Les mythes sur la bisexualité et la pédophilie ou la propagation des IST

Deux mythes anciens et complètement infondés continuent de causer des torts considérables. Le premier est l’association grotesque entre bisexualité et pédophilie, un vestige de vieilles théories psychologiques désormais complètement discréditées. Il n’existe absolument aucun lien entre une orientation sexuelle consentante entre adultes et la pédophilie, qui est une pathologie et un crime. Le second mythe, évoqué précédemment, est celui de « l’agent de transmission ». Les personnes bisexuelles, et particulièrement les hommes, sont faussement accusées d’être des « ponts » qui propagent les IST (comme le VIH) de la communauté gay vers la communauté hétérosexuelle. Ce discours est non seulement stigmatisant, mais il est aussi épidémiologiquement simpliste et dangereux. Il déplace la responsabilité de la prévention sur un groupe entier plutôt que de la centrer sur les comportements individuels et l’accès aux outils de protection pour tous, indépendamment de l’orientation.
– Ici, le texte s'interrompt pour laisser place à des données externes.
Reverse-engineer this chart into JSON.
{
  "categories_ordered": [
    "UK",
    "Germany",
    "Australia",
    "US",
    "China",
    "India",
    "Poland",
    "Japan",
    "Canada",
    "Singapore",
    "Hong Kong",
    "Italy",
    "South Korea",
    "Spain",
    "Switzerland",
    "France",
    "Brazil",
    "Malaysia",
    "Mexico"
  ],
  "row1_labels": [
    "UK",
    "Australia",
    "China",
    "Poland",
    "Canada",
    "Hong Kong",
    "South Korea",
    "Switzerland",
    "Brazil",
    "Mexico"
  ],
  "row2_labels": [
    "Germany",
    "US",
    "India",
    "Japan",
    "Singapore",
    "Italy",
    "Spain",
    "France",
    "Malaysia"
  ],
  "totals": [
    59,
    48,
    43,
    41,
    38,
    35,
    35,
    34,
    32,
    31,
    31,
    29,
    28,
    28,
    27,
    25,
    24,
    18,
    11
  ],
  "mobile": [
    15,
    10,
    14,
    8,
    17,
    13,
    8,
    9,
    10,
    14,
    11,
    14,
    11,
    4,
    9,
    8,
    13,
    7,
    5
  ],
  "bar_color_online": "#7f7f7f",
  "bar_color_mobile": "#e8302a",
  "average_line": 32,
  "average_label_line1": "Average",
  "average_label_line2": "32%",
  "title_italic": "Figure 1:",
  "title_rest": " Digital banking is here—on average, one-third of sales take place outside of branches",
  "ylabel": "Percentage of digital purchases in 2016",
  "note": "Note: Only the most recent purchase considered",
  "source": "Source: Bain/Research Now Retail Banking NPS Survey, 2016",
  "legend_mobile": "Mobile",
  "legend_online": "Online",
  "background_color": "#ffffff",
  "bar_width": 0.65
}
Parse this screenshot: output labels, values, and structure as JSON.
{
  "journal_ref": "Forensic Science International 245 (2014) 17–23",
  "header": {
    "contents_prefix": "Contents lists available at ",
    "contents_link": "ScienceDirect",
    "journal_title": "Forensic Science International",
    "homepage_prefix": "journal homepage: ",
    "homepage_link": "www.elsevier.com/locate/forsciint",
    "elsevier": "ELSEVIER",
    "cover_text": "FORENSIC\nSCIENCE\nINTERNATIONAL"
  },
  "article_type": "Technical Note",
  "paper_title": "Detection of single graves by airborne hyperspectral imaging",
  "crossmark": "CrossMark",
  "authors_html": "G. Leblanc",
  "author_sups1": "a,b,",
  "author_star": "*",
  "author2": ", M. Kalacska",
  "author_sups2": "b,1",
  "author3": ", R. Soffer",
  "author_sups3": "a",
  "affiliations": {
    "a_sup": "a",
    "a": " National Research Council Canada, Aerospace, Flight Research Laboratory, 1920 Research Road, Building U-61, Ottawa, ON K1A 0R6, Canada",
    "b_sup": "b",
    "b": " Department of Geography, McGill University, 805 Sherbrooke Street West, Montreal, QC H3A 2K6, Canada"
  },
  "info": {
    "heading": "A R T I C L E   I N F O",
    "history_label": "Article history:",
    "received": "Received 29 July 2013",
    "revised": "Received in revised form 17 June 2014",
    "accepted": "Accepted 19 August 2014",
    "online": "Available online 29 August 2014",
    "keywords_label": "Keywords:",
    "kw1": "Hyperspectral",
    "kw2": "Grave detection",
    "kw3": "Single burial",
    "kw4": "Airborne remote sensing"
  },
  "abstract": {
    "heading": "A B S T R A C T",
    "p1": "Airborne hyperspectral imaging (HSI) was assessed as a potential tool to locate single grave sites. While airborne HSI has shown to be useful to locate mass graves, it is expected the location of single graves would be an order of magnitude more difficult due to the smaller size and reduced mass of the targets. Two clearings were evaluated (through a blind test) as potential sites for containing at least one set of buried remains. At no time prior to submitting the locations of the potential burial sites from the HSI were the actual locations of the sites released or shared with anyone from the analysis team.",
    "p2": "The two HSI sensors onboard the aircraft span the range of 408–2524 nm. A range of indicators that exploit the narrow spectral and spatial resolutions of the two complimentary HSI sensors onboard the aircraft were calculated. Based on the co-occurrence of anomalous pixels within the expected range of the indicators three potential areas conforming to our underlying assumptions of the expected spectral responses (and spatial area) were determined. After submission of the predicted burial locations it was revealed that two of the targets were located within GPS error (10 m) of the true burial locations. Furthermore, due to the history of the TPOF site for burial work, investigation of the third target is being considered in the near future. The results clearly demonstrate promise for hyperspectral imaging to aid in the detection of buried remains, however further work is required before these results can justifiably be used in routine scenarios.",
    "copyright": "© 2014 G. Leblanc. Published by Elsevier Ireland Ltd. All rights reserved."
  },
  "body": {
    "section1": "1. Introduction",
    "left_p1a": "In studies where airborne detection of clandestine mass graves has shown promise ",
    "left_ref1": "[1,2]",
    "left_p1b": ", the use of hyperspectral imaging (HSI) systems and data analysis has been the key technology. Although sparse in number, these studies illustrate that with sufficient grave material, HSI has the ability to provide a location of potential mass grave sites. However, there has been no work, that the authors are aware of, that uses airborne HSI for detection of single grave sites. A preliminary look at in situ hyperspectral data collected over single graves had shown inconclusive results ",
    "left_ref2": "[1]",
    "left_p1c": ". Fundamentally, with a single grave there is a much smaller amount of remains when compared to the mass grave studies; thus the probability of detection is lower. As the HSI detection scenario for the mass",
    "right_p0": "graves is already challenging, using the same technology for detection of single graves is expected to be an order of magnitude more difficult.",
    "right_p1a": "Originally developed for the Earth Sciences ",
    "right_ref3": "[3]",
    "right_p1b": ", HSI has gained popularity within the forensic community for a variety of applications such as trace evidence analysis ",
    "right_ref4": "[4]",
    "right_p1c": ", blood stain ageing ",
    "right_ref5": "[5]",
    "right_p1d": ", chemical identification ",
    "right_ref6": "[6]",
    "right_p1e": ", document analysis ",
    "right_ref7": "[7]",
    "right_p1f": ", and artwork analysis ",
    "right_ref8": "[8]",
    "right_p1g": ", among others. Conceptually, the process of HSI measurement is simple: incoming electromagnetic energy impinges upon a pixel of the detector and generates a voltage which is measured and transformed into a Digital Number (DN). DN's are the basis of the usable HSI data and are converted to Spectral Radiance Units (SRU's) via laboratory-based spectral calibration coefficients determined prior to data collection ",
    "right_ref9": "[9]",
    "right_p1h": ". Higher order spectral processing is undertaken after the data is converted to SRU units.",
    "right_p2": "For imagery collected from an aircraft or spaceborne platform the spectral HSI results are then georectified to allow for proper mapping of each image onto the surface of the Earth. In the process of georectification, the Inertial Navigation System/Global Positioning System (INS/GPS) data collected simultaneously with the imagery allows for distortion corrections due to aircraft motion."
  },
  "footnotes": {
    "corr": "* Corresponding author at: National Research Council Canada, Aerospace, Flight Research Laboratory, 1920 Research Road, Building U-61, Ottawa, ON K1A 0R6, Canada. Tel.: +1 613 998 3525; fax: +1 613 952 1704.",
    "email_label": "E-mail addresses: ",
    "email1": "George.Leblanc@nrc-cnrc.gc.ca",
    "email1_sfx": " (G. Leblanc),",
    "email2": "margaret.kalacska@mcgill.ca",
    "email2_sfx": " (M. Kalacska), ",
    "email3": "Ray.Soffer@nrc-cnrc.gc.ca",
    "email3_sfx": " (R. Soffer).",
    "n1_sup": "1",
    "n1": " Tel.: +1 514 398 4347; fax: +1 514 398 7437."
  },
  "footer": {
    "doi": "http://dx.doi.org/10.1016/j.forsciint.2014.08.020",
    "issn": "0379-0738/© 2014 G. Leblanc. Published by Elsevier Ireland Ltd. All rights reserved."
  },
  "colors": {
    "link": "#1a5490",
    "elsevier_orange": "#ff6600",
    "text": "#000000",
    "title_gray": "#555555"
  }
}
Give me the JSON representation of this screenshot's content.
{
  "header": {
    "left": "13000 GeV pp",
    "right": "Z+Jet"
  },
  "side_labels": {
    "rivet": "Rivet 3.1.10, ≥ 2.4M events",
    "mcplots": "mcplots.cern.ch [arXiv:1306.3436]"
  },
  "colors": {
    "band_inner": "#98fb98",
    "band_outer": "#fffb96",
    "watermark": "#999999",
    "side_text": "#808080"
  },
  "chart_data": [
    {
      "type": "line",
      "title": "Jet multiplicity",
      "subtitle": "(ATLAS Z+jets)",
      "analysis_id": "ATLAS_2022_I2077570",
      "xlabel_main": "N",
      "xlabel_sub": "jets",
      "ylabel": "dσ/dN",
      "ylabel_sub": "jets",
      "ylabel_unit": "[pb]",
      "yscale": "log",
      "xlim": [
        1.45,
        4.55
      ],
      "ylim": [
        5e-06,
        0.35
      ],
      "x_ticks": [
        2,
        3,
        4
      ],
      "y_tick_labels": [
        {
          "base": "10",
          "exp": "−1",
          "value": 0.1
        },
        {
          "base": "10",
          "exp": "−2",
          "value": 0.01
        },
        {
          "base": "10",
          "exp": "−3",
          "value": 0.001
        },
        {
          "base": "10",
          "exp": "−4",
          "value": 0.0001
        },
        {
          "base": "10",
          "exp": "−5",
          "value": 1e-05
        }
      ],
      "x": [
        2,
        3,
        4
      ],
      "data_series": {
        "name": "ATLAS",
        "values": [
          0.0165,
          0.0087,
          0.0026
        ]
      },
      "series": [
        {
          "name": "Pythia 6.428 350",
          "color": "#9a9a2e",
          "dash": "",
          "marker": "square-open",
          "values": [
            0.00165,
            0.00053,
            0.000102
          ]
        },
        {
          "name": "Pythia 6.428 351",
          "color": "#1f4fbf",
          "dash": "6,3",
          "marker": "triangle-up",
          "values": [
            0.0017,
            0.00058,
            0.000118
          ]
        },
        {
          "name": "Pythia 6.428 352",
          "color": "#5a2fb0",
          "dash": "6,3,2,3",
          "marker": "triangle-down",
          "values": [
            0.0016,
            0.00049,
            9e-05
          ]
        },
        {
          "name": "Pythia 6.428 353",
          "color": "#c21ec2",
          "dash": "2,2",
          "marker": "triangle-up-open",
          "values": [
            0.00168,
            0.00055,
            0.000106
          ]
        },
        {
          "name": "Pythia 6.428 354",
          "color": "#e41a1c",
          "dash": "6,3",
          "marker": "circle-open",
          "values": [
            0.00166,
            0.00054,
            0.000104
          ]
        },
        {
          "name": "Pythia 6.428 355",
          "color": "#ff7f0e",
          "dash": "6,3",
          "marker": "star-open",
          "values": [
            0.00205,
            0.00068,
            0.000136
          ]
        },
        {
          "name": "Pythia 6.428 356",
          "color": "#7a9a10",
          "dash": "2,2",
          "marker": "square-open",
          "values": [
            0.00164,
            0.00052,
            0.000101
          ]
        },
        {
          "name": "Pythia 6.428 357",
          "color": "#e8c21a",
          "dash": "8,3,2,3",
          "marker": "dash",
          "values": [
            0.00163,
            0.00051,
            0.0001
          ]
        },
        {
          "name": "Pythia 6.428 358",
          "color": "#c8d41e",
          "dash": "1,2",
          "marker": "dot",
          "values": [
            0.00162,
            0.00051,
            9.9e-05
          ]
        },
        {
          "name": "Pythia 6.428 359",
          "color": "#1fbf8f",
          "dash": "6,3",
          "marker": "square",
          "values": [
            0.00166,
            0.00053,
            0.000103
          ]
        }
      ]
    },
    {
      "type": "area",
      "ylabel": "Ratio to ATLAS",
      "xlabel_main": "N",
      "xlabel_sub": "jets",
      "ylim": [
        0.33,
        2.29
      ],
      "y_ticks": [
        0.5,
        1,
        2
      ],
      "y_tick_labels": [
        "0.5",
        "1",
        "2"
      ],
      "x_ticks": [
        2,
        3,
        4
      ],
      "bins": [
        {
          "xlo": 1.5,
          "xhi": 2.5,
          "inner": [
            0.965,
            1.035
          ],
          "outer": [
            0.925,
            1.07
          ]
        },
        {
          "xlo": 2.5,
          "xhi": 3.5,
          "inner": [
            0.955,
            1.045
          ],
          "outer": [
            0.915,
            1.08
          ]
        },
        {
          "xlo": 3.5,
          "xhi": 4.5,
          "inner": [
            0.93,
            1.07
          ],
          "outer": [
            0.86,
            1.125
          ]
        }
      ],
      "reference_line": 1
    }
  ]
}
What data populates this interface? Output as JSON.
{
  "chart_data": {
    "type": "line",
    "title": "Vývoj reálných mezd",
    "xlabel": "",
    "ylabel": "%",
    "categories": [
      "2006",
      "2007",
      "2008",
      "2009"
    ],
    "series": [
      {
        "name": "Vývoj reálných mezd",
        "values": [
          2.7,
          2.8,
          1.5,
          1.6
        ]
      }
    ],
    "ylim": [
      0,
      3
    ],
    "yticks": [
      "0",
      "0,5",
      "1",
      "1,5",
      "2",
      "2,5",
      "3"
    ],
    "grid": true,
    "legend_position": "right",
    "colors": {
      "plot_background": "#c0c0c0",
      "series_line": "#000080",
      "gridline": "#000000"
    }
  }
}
La biphobie au sein même de la communauté LGBTQIA+

L’une des expériences les plus douloureuses pour une personne bisexuelle est de subir des discriminations de la part de la communauté qui est censée lui offrir un refuge. La biphobie intra-communautaire est malheureusement une réalité. Elle se manifeste par des remarques comme « Les bi ne sont pas vraiment des nôtres, ils ont un pied dehors », « Ils profitent des privilèges hétéros quand ça les arrange », ou par l’exclusion pure et simple des espaces et discussions LGBTQIA+. Les personnes bi sont souvent accusées de ne pas être assez militantes, ou leur coming-out est accueilli avec scepticisme. Cette méfiance et ce rejet créent un profond sentiment d’isolement et de marginalisation, même au sein d’un groupe qui comprend pourtant lui-même la marginalisation. Cela peut les empêcher d’accéder à un soutien essentiel et renforcer leur sentiment de ne appartenir nulle part.

L’impact psychologique profond de la biphobie sur la santé mentale

La combinaison de tous ces facteurs – invisibilisation, stigmatisation, pression, rejet – a un impact dévastateur et documenté sur la santé mentale des personnes bisexuelles. Les études sont formelles : comparées aux personnes hétérosexuelles, mais aussi souvent comparées aux personnes homosexuelles ou lesbiennes, les personnes bisexuelles présentent des taux significativement plus élevés de troubles anxieux, de dépression, de tentatives de suicide et de consommation de substances pour y faire face. Le « stress minoritaire » – le stress chronique lié à la stigmatisation et à la discrimination – est particulièrement aigu dans leur cas en raison de cette double pression, venant à la fois de la société hétéronormative et d’une partie de la communauté LGBTQIA+. Le manque de reconnaissance et de validation, l’impossibilité de trouver un lieu d’appartenance sûr, et la nécessité constante de justifier son existence sont des fardeaux psychologiques lourds à porter, qui soulignent l’urgence de lutter contre la biphobie sous toutes ses formes.